Wenn du dich für eine naturwissenschaftliche oder technische Studienrichtung entscheidest, wird es anfangs bestimmt Menschen in deinem Umfeld geben, die dir das nicht zutrauen. Doch das Praktische an diesen Fächern ist, dass die Ergebnisse sehr oft direkt messbar und damit super gut vergleichbar sind. «Wenn ich einen Laser baue, der besser ist als alle anderen, dann ist er besser», bringt es Ursula Keller auf den Punkt. Bei Fächern, wo eher Softfaktoren entscheiden, ist dies nicht so einfach: «Bei den Musikern etwa merkte man, dass wesentlich mehr Männer gefördert wurden. Dann begann man, die Studierenden beim Vorspielen hinter einem Vorhang zu verstecken; und siehe da: Der Frauenanteil stieg signifikant.» Es ist wohl noch immer so, dass die Gesellschaft Männern mehr zutraut. «Daran sind aber nicht nur die Männer schuld. Auch wir Frauen pflegen diese Vorurteile. Auch wir trauen uns selbst und anderen Frauen weniger zu», erklärt Ursula Keller. Sie kommt aus einer Familie ohne akademischen Background – die Mutter war Verkäuferin, der Vater Mechaniker. Sie hat sich früher nie träumen lassen, ein solch aufregendes Leben als Wissenschaftlerin zu führen. «Doch ich habe die Zügel selbst in die Hand genommen, bin immer dem gefolgt, was mir Spass machte und habe mir immer alle Optionen wieder neu angeschaut – nach der Matura, nach dem Diplom und so weiter. Man muss nicht schon mit 20 Jahren die ganze Karriereplanung bis zur Pensionierung im Kopf haben. Im Gegenteil – neue Optionen machen das Leben viel interessanter. Und manchmal kommen diese neuen, guten Möglichkeiten sogar, wenn man ein anderes Ziel nicht erreicht hat und sich neu orientieren muss.»

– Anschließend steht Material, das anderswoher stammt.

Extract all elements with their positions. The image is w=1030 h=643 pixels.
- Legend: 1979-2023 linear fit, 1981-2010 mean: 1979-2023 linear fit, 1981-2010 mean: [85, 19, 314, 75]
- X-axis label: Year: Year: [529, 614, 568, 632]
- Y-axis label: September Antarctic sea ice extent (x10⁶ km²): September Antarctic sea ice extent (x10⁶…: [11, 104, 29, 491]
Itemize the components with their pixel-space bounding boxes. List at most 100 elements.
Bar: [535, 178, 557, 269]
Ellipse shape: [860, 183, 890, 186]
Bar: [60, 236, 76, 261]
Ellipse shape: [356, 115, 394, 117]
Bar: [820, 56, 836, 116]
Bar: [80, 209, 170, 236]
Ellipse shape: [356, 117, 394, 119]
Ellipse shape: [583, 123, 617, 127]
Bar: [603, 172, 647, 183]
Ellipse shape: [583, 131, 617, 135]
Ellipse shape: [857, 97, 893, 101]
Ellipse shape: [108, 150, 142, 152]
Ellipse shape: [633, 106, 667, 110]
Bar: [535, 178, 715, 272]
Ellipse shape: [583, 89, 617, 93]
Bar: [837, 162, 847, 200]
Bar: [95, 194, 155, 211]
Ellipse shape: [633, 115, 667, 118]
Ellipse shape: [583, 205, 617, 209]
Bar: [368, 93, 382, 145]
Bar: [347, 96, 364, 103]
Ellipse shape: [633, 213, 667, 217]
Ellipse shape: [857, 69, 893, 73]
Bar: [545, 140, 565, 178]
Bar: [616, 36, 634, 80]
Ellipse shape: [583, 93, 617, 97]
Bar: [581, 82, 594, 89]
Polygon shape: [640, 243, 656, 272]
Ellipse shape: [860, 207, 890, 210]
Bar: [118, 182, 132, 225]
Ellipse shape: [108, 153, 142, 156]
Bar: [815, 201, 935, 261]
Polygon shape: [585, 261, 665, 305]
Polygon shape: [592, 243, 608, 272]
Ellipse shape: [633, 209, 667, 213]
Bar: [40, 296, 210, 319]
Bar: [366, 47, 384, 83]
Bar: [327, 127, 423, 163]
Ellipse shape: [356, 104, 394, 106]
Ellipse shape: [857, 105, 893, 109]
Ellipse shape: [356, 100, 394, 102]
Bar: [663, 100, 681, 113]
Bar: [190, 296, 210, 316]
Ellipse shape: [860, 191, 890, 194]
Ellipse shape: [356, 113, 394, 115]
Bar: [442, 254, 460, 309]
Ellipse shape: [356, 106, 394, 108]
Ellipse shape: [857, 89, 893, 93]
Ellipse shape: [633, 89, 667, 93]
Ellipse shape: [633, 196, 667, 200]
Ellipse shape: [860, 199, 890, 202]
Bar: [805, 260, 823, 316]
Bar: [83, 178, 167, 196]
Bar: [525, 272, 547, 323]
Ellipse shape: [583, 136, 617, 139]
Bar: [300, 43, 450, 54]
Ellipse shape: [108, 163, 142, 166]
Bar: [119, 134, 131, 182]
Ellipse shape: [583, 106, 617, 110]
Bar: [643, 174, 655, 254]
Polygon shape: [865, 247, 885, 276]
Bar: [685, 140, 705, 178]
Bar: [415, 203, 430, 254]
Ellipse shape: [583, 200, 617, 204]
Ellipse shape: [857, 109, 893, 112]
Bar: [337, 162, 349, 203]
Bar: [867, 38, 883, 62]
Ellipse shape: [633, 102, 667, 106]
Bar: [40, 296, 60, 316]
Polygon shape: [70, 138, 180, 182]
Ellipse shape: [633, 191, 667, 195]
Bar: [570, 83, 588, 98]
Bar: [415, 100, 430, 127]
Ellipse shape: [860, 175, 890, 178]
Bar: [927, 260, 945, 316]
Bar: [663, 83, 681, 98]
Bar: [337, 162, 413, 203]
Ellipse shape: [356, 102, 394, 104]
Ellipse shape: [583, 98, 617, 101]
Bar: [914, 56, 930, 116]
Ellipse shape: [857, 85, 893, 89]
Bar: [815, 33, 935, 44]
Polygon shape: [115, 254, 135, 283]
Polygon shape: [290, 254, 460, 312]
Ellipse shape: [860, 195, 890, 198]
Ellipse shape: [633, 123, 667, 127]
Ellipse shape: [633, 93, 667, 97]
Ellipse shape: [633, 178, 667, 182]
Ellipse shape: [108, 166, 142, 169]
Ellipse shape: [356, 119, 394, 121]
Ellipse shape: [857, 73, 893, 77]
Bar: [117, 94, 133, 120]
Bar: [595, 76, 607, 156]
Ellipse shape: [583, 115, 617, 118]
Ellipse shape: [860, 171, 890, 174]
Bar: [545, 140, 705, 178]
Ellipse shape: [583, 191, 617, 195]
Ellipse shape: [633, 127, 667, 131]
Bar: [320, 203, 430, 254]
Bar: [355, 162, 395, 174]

Auf die Frage, ob sie alles noch einmal genauso machen würde, antwortet sie mit einem bestimmten Ja: «Hätte man mir als Kind gesagt, 'du hast die Wahl zwischen der roten und der blauen Pille – die rote Pille ist der sichere Weg, mit der blauen realisierst du deine eigenen Träume', ich hätte nie gezögert und tue es auch heute nicht: Ich würde zu jeder Zeit die blaue Pille nehmen! Ich habe viel mehr erleben dürfen, als ich mir als Mädchen erträumt habe. Man kann den Berg auf zweierlei Weise erklimmen: Man kann den Lift nehmen oder man läuft hoch. Ich habe mich fürs Laufen entschieden. Man schwitzt zwar und ist sich nicht immer sicher, ob man es noch schafft – aber oben angekommen ist die Aussicht viel schöner, wenn man sie sich selbst verdient hat.»

6 Karrieretipps von Ursula Keller

  1. Ergreif selbst die Initiative
  2. Lote all deine Optionen aus
  3. Setz dich über das Stereotypendenken hinweg
  4. Lass dich von deinen Professoren beraten
  5. Schreibe gute Basisnoten – das öffnet neue Türen
  6. Geh an eine gute Uni im Ausland

Dieser Beitrag ist in der GIRLS DRIVE Ausgabe 10 (Herbst 2015) erschienen.